How to plant. Eggplant seeds sprout slowly; set out transplants after the ground warms up and all danger of frost is past. Space the plants 3 feet apart. If nights turn cold, protect the plants with a covering.
Care. Feed and water these as you do peppers. If you starve eggplant bushes or let them dry out, the fruit setwill be sparse. Restrict the number of fruits on a plant to six by pinching off tip shoots and removing extra blossoms.
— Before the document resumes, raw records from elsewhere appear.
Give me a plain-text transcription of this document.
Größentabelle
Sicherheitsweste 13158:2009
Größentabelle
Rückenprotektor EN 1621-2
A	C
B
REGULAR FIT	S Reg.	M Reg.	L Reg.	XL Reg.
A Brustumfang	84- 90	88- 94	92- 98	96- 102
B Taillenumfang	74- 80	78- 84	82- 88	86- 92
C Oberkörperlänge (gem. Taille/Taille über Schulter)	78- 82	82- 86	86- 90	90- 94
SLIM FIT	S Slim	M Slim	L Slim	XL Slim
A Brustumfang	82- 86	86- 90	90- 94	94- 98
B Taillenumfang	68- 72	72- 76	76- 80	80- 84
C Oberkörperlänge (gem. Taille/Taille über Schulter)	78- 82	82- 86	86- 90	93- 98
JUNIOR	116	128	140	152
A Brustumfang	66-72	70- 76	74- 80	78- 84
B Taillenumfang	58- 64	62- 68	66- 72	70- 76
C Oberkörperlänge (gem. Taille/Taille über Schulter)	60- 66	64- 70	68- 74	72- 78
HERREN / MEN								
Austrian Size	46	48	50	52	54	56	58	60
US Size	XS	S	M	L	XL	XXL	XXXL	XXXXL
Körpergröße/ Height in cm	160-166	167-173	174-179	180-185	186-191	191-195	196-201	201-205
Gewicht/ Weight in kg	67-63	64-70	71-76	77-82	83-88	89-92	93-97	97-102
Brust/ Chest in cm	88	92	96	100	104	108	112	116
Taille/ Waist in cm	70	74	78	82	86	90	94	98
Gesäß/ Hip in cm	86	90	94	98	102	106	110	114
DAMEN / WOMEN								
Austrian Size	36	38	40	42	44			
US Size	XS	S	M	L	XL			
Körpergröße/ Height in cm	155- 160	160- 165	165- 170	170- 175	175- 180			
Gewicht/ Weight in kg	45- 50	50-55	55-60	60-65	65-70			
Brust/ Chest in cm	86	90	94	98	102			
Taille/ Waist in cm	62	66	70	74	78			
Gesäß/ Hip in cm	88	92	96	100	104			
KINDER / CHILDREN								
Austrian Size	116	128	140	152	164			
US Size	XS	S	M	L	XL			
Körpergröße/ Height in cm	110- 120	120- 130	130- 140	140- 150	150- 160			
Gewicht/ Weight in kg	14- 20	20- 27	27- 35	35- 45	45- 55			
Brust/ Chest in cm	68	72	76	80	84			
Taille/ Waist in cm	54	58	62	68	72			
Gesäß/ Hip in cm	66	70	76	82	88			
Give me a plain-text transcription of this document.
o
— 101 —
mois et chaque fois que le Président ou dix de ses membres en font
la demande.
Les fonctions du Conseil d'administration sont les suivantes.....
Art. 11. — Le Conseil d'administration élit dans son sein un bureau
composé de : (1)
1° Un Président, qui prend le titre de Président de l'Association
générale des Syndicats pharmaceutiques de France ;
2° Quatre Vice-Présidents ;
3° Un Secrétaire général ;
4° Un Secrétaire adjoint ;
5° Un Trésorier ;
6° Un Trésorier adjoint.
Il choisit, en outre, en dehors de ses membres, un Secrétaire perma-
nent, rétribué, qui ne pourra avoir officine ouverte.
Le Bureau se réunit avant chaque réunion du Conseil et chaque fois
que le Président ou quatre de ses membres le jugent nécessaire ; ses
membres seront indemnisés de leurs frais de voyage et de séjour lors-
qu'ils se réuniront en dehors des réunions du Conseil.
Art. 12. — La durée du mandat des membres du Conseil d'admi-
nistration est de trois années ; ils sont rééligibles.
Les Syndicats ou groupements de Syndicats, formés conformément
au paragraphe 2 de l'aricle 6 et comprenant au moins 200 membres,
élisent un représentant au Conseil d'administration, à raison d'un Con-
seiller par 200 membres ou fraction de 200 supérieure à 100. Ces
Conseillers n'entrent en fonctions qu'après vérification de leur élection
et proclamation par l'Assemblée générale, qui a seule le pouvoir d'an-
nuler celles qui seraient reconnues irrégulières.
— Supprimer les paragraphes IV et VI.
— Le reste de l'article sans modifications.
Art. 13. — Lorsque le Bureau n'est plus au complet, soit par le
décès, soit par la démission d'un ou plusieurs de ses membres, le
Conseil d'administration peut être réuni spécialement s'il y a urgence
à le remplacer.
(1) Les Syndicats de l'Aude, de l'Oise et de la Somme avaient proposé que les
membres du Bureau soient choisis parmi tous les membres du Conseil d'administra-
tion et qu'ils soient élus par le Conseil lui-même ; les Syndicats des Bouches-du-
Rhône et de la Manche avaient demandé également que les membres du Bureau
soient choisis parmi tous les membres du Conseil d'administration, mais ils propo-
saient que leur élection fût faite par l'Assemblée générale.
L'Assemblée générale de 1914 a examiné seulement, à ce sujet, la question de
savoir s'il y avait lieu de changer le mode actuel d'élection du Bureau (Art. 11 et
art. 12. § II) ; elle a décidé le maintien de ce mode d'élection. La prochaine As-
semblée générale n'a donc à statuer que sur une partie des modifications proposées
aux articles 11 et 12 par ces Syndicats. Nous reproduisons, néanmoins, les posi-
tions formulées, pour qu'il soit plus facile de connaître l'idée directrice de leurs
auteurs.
Pests. Colorado potato beetle can defoliate young plants. Control with rotenone, sevin, or diazinon. Eggplant lacebug, a troublesome pest in the South, feeds on the underside of leaves. Dust or spray with malathion. If aphids infest foliage, control them with rotenone or malathion (note label precautions). Wilt diseases of the same types that attack tomatoes and potatoes will sometimes affect eggplant. The only “cure” is to try to avoid it by rotating crops and not growing eggplant in places where tomatoes or potatoes have been grown in the past three years.
Harvesting. Pick when glossy, dark purple, and about 6 inches long. Use a knife or kitchen shears to snip off the fruits. Wear gloves—the stems are prickly. If some of the fruits reach full size and begin to lose their glossy sheen, don’t eat them; cut off and discard the old fruit to encourage formation of new fruit.
In containers. Striking foliage, fruit, and blossoms and a worthwhile yield from a single plant make eggplant ideal for containers. Choose a tub or box with a capacity of at least 2 cubic feet.